Monday, April 28, 2014

The VIP

It had been four months since we’d seen College Girl, so of course everyone wanted maximum face time with the family VIP when she came to Napa for Easter.
Let’s go shopping together for an Easter outfit, said mom.
Check out my cactus garden, said Grandpa.
Come with me to my boyfriend’s track meet, said one sister.
Watch me breed my rabbits, said the other sister.
After a few suspicious sniffs, even the dog wanted to hang out with her.
I was in a good mood all weekend. College Girl’s sisters were probably wondering what had come over mom. I said yes to almost everything. I took the girls to the mall and out to dinner almost every night. At Target, I let them talk me into buying both the new Hobbit movie and “Frozen.”
At Starbucks, instead of our usual $2 rule, my husband turned into Daddy Warbucks and told everyone to get whatever they wanted.
College kids, if you haven’t visited home lately, you should definitely reconsider. Us mom and dads miss you and want to buy you all the Frappuccinos and hot panini sandwiches you can eat.
The teenager who comes home from college is really something.
They’ve got swagger. Attitude. Chutzpah.

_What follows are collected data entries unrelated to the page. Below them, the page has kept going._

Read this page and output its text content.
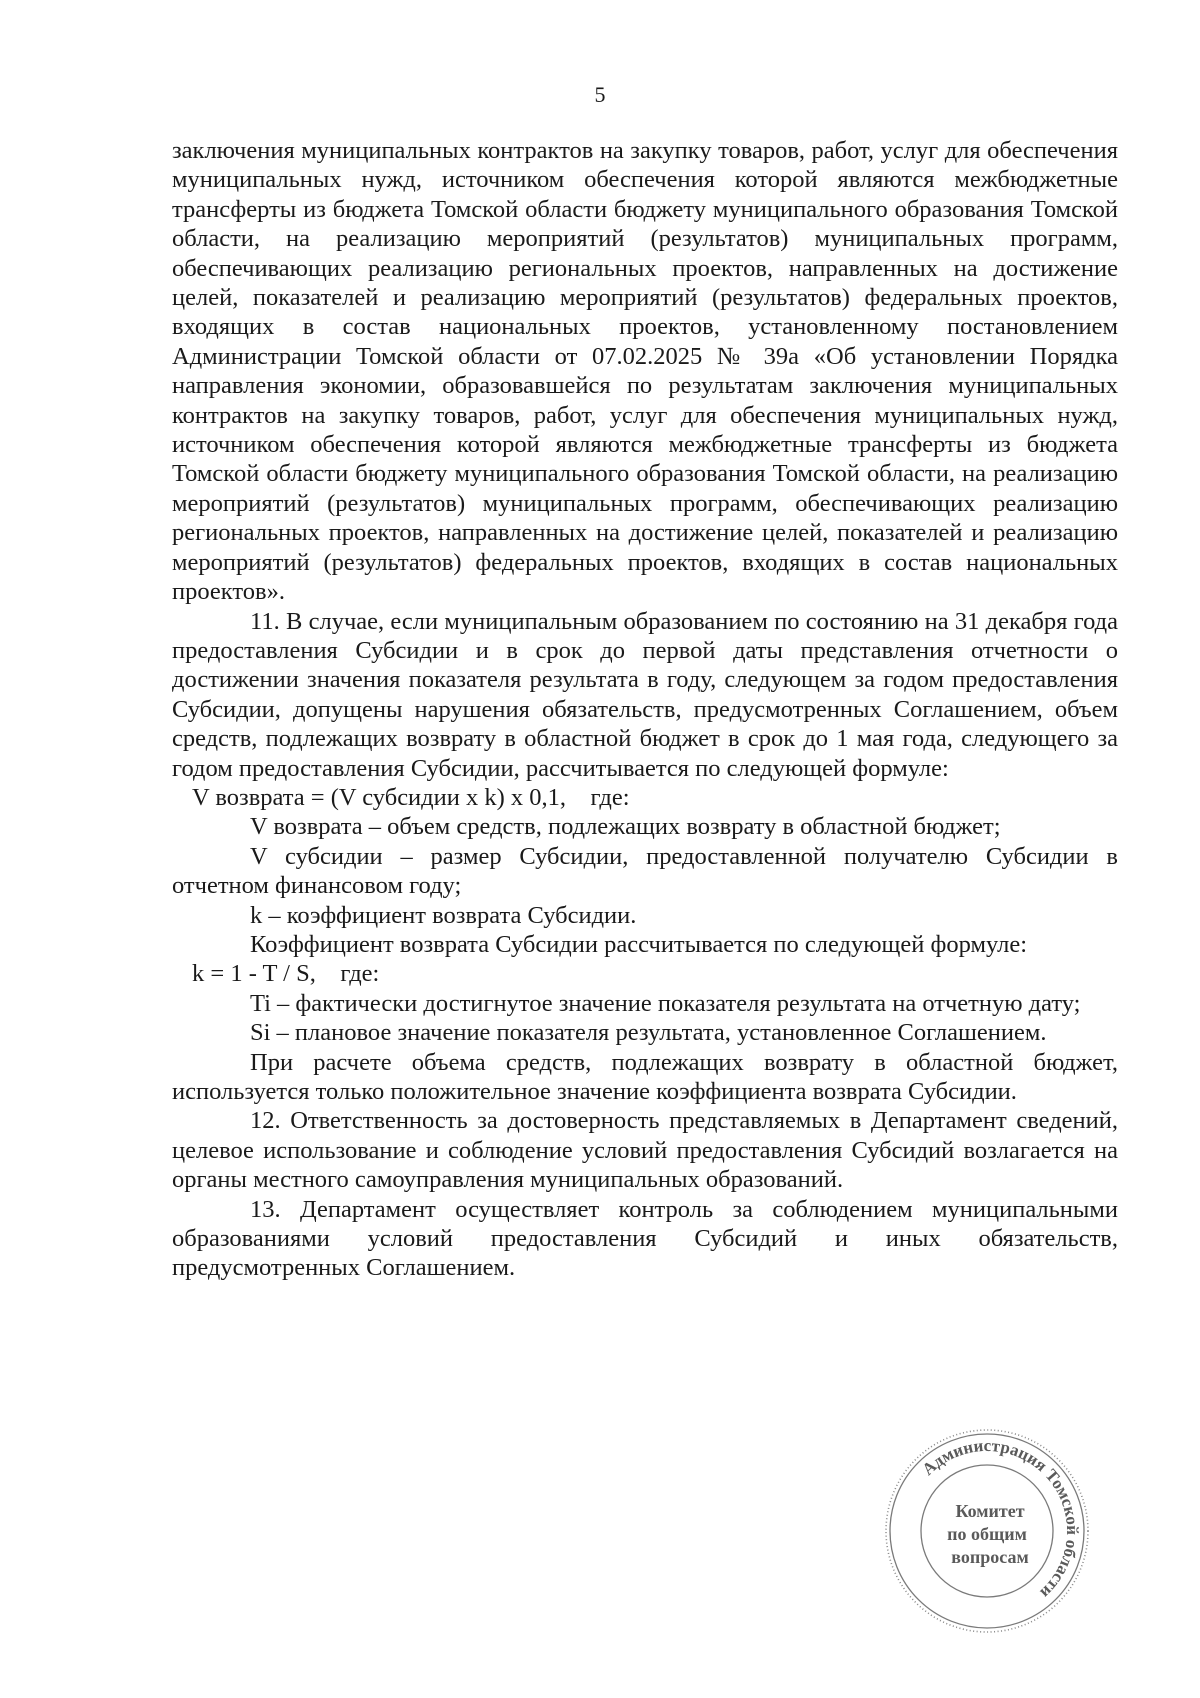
5

заключения муниципальных контрактов на закупку товаров, работ, услуг для обеспечения муниципальных нужд, источником обеспечения которой являются межбюджетные трансферты из бюджета Томской области бюджету муниципального образования Томской области, на реализацию мероприятий (результатов) муниципальных программ, обеспечивающих реализацию региональных проектов, направленных на достижение целей, показателей и реализацию мероприятий (результатов) федеральных проектов, входящих в состав национальных проектов, установленному постановлением Администрации Томской области от 07.02.2025 № 39а «Об установлении Порядка направления экономии, образовавшейся по результатам заключения муниципальных контрактов на закупку товаров, работ, услуг для обеспечения муниципальных нужд, источником обеспечения которой являются межбюджетные трансферты из бюджета Томской области бюджету муниципального образования Томской области, на реализацию мероприятий (результатов) муниципальных программ, обеспечивающих реализацию региональных проектов, направленных на достижение целей, показателей и реализацию мероприятий (результатов) федеральных проектов, входящих в состав национальных проектов».

11. В случае, если муниципальным образованием по состоянию на 31 декабря года предоставления Субсидии и в срок до первой даты представления отчетности о достижении значения показателя результата в году, следующем за годом предоставления Субсидии, допущены нарушения обязательств, предусмотренных Соглашением, объем средств, подлежащих возврату в областной бюджет в срок до 1 мая года, следующего за годом предоставления Субсидии, рассчитывается по следующей формуле:

V возврата = (V субсидии x k) x 0,1, где:

V возврата – объем средств, подлежащих возврату в областной бюджет;

V субсидии – размер Субсидии, предоставленной получателю Субсидии в отчетном финансовом году;

k – коэффициент возврата Субсидии.

Коэффициент возврата Субсидии рассчитывается по следующей формуле:

k = 1 - T / S, где:

Ti – фактически достигнутое значение показателя результата на отчетную дату;

Si – плановое значение показателя результата, установленное Соглашением.

При расчете объема средств, подлежащих возврату в областной бюджет, используется только положительное значение коэффициента возврата Субсидии.

12. Ответственность за достоверность представляемых в Департамент сведений, целевое использование и соблюдение условий предоставления Субсидий возлагается на органы местного самоуправления муниципальных образований.

13. Департамент осуществляет контроль за соблюдением муниципальными образованиями условий предоставления Субсидий и иных обязательств, предусмотренных Соглашением.

Администрация Томской области
Комитет
по общим
вопросам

They’ve lived away from mom and dad long enough to appreciate in-house laundry service, free food and a full tank of gas, but they’ve also got that new almost-20-something confidence.
They have been thrust out into the wilderness and survived. Kind of like Tom Hanks in “Cast Away”: “I have made fire. I. Have made fire.”
College Girl even surprised mom a couple of times over the weekend.
When one Huffman daughter complained about not having any spending money, College Girl laid it out for her.
You need to get a job, she told her sister.
When another Huffman daughter warned her sister about saying anything that might make for good column material, College Girl shrugged her shoulders as if to say, “So what?”
That’s not to say the oldest Huffman is all that. Mom had to put the kibosh on the swearing.
I don’t care how old you are, your mother doesn’t want to hear four-letter words coming out of your mouth.
By the time we sat down to Easter dinner, I started getting sad feelings.
College Girl had to go back to college. Mom and Dad had to go back to work. There would be no more spoiling. No more shopping.
She left early on Monday morning to catch a 6:30 a.m. flight.
I looked inside her room after she left. I’d gotten used to seeing her in there again, sitting on her bed with her laptop, clothes spilling out of her suitcase on the floor, blankets and pillows thrown around.
But that morning, the room was empty. Her pile of clothes and the suitcase were gone. She had even made her bed.

Sunday, April 13, 2014

Mom, the review

Does anyone actually enjoy doing an employee “self-evaluation”?
Not me.
Talk about what I could have done better? Improved on? Actually did well?
Do I have to? I have a deadline and an interview and I really need to go to the bathroom. Plus I am very busy with a bunch of other very important random stuff.
It doesn’t matter. About once a year, my computer tells me it’s time to do my so-called “review.”
As I was answering the questions last week I wondered what it’d be like to do a mom review instead of a work review.
Of course we moms don’t actually get reviewed, except by our teenagers and usually starting with the words “You’re so mean …”
Reviews are typically tied to rewards, the best being a raise of actual money. But we moms definitely don’t get yearly raises or bonuses.
Heck, if I get two loads of laundry washed and folded and put away in less than 24 hours, that’s a bonus. If I can finish all my daily chores before 8 p.m., bonus!
My main goal each night is to get some form of dinner on the table and make sure no one is flunking any subjects required to graduate from high school.
I don’t worry about “contributing skills that complement other team members” while I’m simultaneously cooking dinner, sorting the mail, feeding the cat and emptying the dishwasher.
Employee self-evaluation talk includes a lot of phrases such as: “Fulfills commitments to team members,” “Demonstrates genuine value of others” and “Communicates effectively.”
It’s so much easier to concentrate on these at work, where I am being paid to do so. The “work” is spread among many at work. And boy we are on it at work. We’re focused. We’re determined. We’re caffeinated.
At home, it’s just me and my husband. We are also very focused and determined — usually about figuring out who’s taking whom to school tomorrow, why the rain is leaking into my car and if anyone scooped the dog poop lately.
At work I’m supposed to “persist in overcoming obstacles.”
As moms, we’ve got that covered. We parents do an awful lot of persisting. Teenagers do an awful lot of resisting. If they would just stop all the resisting we’d all get along so much better and peace and harmony would reign in the family and the world. Everyone make a circle now and let’s sing a folk song. Come on teenagers, hold hands with your mom and dad. We don’t have cooties.
My review also included a bunch of examples of “STOPetencies” or “Contrary Behaviors” to beware of.
According to the review form, contrary behaviors are things like relying on others to decide what to do, resisting change and using words like “That’s not my job.”
Hello teenagers? My employee self-review is calling and it wants you to stop resisting and persisting and being all contrary all the time.
Also could you please scoop the dog poop?